Made you look. But while we have you, here’s how others are observing April Fool’s Day:
Democratic National Committee The DNC released a transcript, pretending to be the Republican National Committee, of chairman Reince Priebus’ meeting with OP presidential front-runner Donald Trump on Thursday. The kicker: they said they found it at Tortilla Coast, the nearby conservative Republican hangout.
Here’s an excerpt from the beginning of the fake transcript:
PRIEBUS: Donald, thank you for coming…
PRIEBUS: I’m sorry?
TRUMP: Last time I’m gonna tell you, Rincey-Princey – you call me Mister Trump.
PRIEBUS: Right, sorry. Mr. Trump. Thank you for coming. Look, I know you’re our frontrunner and you don’t like these meetings, but please, we really need to find a middle ground on what you…
TRUMP: Man, I am thirsty. I’m having water. What are you having?
PRIEBUS: …you say. I’m fine. Can we get Mr. Trump some water?
TRUMP: No need. I brought my own. It’s the best. Trump brand. Chris? Bring me water. And vodka for Rincey, he looks like he needs a drink. Chris fetches my drinks now.
CHRISTIE: Yes, Mr. Trump, right away, Mr. Trump.
TRUMP: Do you like his tuxedo T-shirt? Makes me laugh. I said, ‘Chris you wear a tuxedo T-shirt now.’ Now he wears it. Reminds me he’s from Jersey. Great people. They love me. Here, have some Trump vodka, Rinse. The classiest. It’ll put some hair on your chest. Hair on your… wherever.
PRIEBUS: It’s very nice, thanks. But, Donal… Mr. Trump. Can we talk message? We seriously have a problem. I mean, there’s a reason why we do polling. We need to talk about our plans in a way the public will actually accept. I mean, the stuff about Mexicans and Muslims – that’s only said behind closed doors. And we can’t have another year like we did with Mitt. I mean we actually spent money on my autopsy report and…
Joint Economic Committee Chaired by Sen. Dan Coats, R-Ind., whose sense of humor shines every time he makes his weekly “Waste of the Week” speech, and vice-chaired by Rep. Pat Tiberi, R-Ohio, the committee is capable of much more than just serious meetings.

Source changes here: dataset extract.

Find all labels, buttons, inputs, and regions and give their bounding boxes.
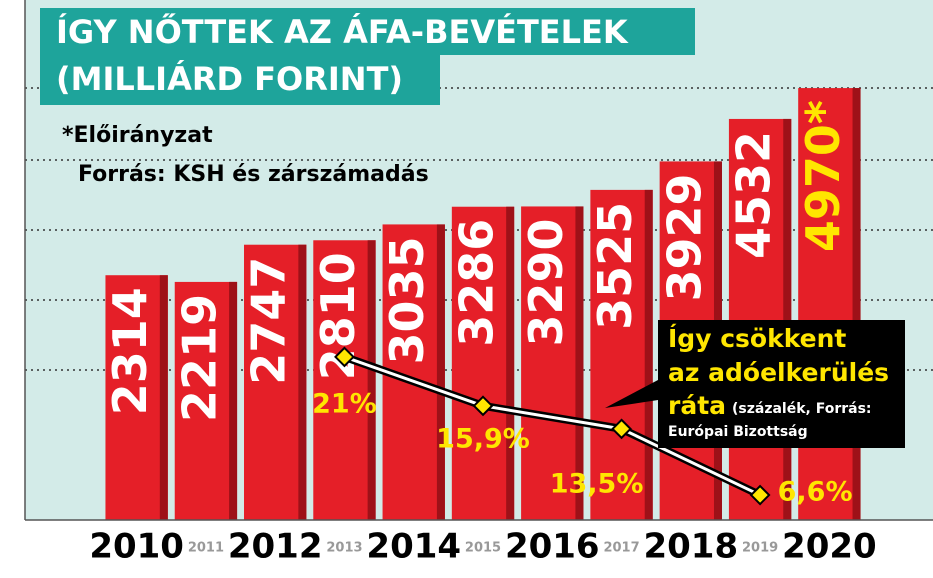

Its social media game was very strong on April 1.
At 8 a.m., the committee tweeted: “Cong agrees on month of fiscal recklessness “to get it out of our system.” compete with a GIF from the legendary “Parks and Recreation” skit, “treat yo self.”
Around 11 a.m., the committee tweeted a GIF of “Saturday Night Live’s” Kate McKinnon playing Hillary Clinton with the tweet “Congress proposes new 100% tax bracket “just to see what happens.”
And the latest around noon said the Hill would hold a bake sale to support the national debt.
Lexington Mayor Jim Gray Gray’s campaign sent out an email on April 1 that said once he is elected to the Senate, he will run for the White House in 2020.
“Being a Senator isn’t going to accomplish my goals. You need me as your President. And I’m just going to go ahead and be honest about my intentions. You know, Kentuckians really need a President, not a Senator,” a fake quote was included in the mock email.
At the bottom, the campaign makes it clear it’s an April Fools joke, then takes this dig at former presidential candidate Sen. Rand Paul, R-Ky.
“NOTE: April Fools! Unlike Sen. Paul, Jim Gray really does want to be Kentucky’s Senator. He has a proven record of success in the private and public sectors and will focus on creating jobs in every region of Kentucky, not running for president.”
Council of D.C. The district’s legislature wrote a Facebook post on Friday about the extreme step it would take to get voting rights.
“Reversing decades of District voting rights strategic orthodoxy, a united Council today introduced a measure supporting the process known as retrocession,” the post said. “Retrocession occurs when a past territorial attribution is reversed.”